8-miesięczny chłopczyk do szpitala w Bydgoszczy trafił w piątek. Jak informuje podkom. Justyna Andrzejewska, oficer prasowa KPP Nakło nad Notecią, dziecko ma poważne obrażenia – lekarze stwierdzili u niego liczne złamania kończyn górnych i dolnych, m.in. prawej nogi i lewej ręki, skręcenia stawów oraz inne liczne obrzęki ciała. Według 25-letniej matki, jej synek miał spaść z kanapy. Jednak najprawdopodobniej udział w tym miały osoby trzecie. Okoliczności, w jakich doszło do powstania obrażeń u 8-miesięcznego chłopca, wyjaśniają policjanci z Nakła.
Rodzina była pod obserwacją
Jak informuje Gabriela Trzeciakowska, dyrektor Miejsko-Gminnego Ośrodka Pomocy Społecznej w Mroczy, rodzina chłopca już wcześniej była pod obserwacją. Pod koniec ubiegłego tygodnia asystent rodziny otrzymał anonimowy sygnał, że dziecku może dziać się krzywda. Jak się okazało, obawy te nie były bezpodstawne.
Interwencja z udziałem dzielnicowego i pracownika socjalnego miała miejsce w piątek, 14 lutego. W pierwszej kolejności niemowlę zostało dowiezione do lekarza, który skierował je na szczegółowe badania. Razem z 25-letnią matką zostało przewiezione karetką do szpitala w Bydgoszczy.
Jak udało nam się dowiedzieć, chłopiec przebywa obecnie w bydgoskim szpitalu im. dr. A. Jurasza. Informacji o stanie jego zdrowia szpital nie udziela.
Usłyszała zarzuty
Matkę chłopca policjanci zatrzymali w niedzielę na terenie Bydgoszczy. Niedługo później w Mroczy zatrzymano też jej 28-letniego konkubenta.

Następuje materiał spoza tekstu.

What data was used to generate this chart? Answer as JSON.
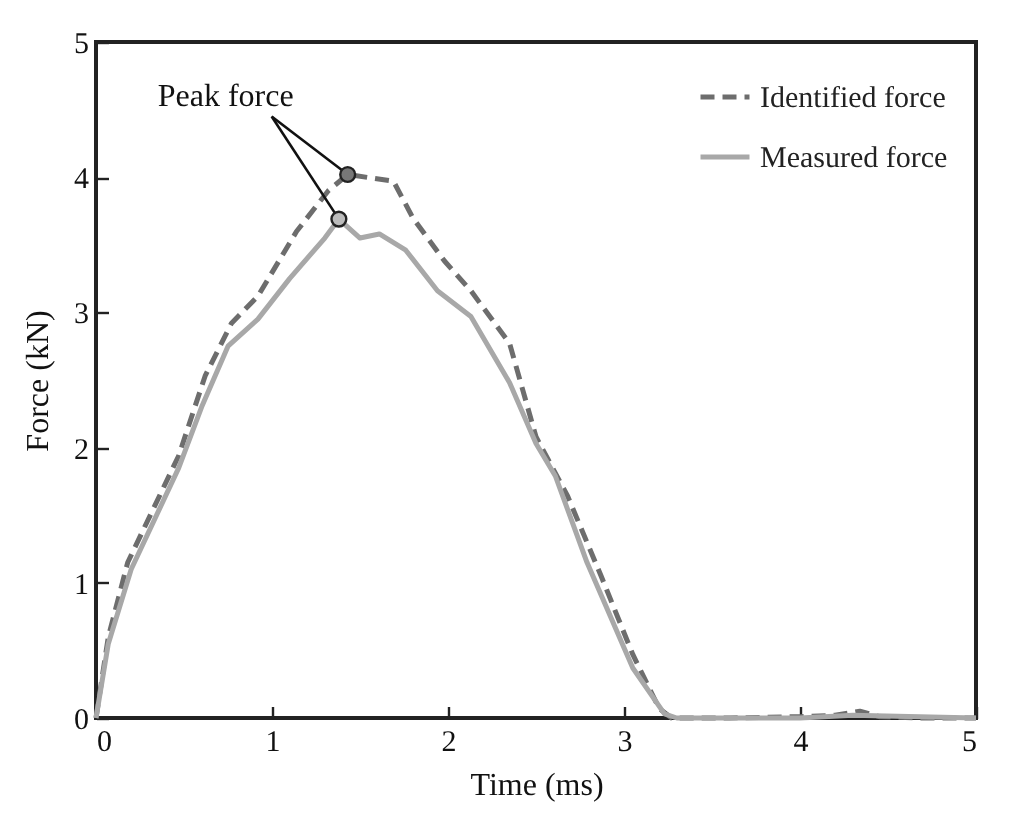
{
  "chart_data": {
    "type": "line",
    "xlabel": "Time (ms)",
    "ylabel": "Force (kN)",
    "xlim": [
      0,
      5
    ],
    "ylim": [
      0,
      5
    ],
    "xticks": [
      0,
      1,
      2,
      3,
      4,
      5
    ],
    "yticks": [
      0,
      1,
      2,
      3,
      4,
      5
    ],
    "legend": "top right",
    "annotations": [
      {
        "text": "Peak force",
        "x": 1.43,
        "y": 4.02
      }
    ],
    "series": [
      {
        "name": "Identified force",
        "line_style": "dashed",
        "color": "#6d6d6d",
        "x": [
          0,
          0.07,
          0.18,
          0.29,
          0.47,
          0.62,
          0.77,
          0.92,
          1.14,
          1.32,
          1.43,
          1.69,
          1.8,
          1.98,
          2.13,
          2.35,
          2.5,
          2.68,
          2.87,
          3.05,
          3.2,
          3.27,
          3.6,
          4.0,
          4.2,
          4.34,
          4.45,
          4.7,
          5.0
        ],
        "values": [
          0,
          0.6,
          1.15,
          1.45,
          1.94,
          2.53,
          2.92,
          3.12,
          3.6,
          3.9,
          4.02,
          3.97,
          3.7,
          3.38,
          3.16,
          2.77,
          2.08,
          1.64,
          1.05,
          0.47,
          0.07,
          0,
          0,
          0.01,
          0.02,
          0.05,
          0.01,
          0,
          0
        ]
      },
      {
        "name": "Measured force",
        "line_style": "solid",
        "color": "#a8a8a8",
        "x": [
          0,
          0.07,
          0.2,
          0.47,
          0.6,
          0.75,
          0.92,
          1.1,
          1.3,
          1.38,
          1.5,
          1.61,
          1.76,
          1.94,
          2.13,
          2.35,
          2.5,
          2.61,
          2.79,
          3.05,
          3.23,
          3.3,
          4.0,
          4.3,
          5.0
        ],
        "values": [
          0,
          0.55,
          1.1,
          1.85,
          2.3,
          2.75,
          2.95,
          3.25,
          3.55,
          3.69,
          3.55,
          3.58,
          3.46,
          3.16,
          2.97,
          2.48,
          2.03,
          1.79,
          1.15,
          0.37,
          0.03,
          0,
          0,
          0.02,
          0
        ]
      },
      {
        "type": "scatter",
        "marker": "circle",
        "color": "#777777",
        "x": [
          1.43
        ],
        "values": [
          4.02
        ]
      },
      {
        "type": "scatter",
        "marker": "circle",
        "color": "#bbbbbb",
        "x": [
          1.38
        ],
        "values": [
          3.69
        ]
      }
    ]
  }
}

- W sprawie powołano biegłego, który ma określić, kiedy powstały obrażenia u dziecka i jaki był mechanizm ich powstania. Znana jest wersja przedstawiana przez matkę, jakoby chłopiec spadł kanapy, jednak nie można wykluczyć, że do powstania jego obrażeń przyczyniły się inne osoby – informuje podkom. Justyna Andrzejewska.
Materiały zgromadzone w sprawie przez policję zostały już przekazane do oceny prokuratorowi, który zdecydował o przedstawieniu kobiecie zarzutów znęcania się ze szczególnym okrucieństwem nad 8-miesięcznym synem i 4 letnią córką.
Posiedzi w areszcie
W niedzielę odbyło się posiedzenie sądu, na którym zdecydowano, że 25-latka najbliższe trzy miesiące spędzi w areszcie. Dzisiaj zapadną dalsze decyzje w sprawie zatrzymanego 28-latka.
Jak się dowiedzieliśmy, matka 8-miesięcznego chłopczyka jest już znana policji.
- Kobieta była notowana za przestępczość przeciwko mieniu, a także narkotykową - potwierdza podkom. Justyna Andrzejewska.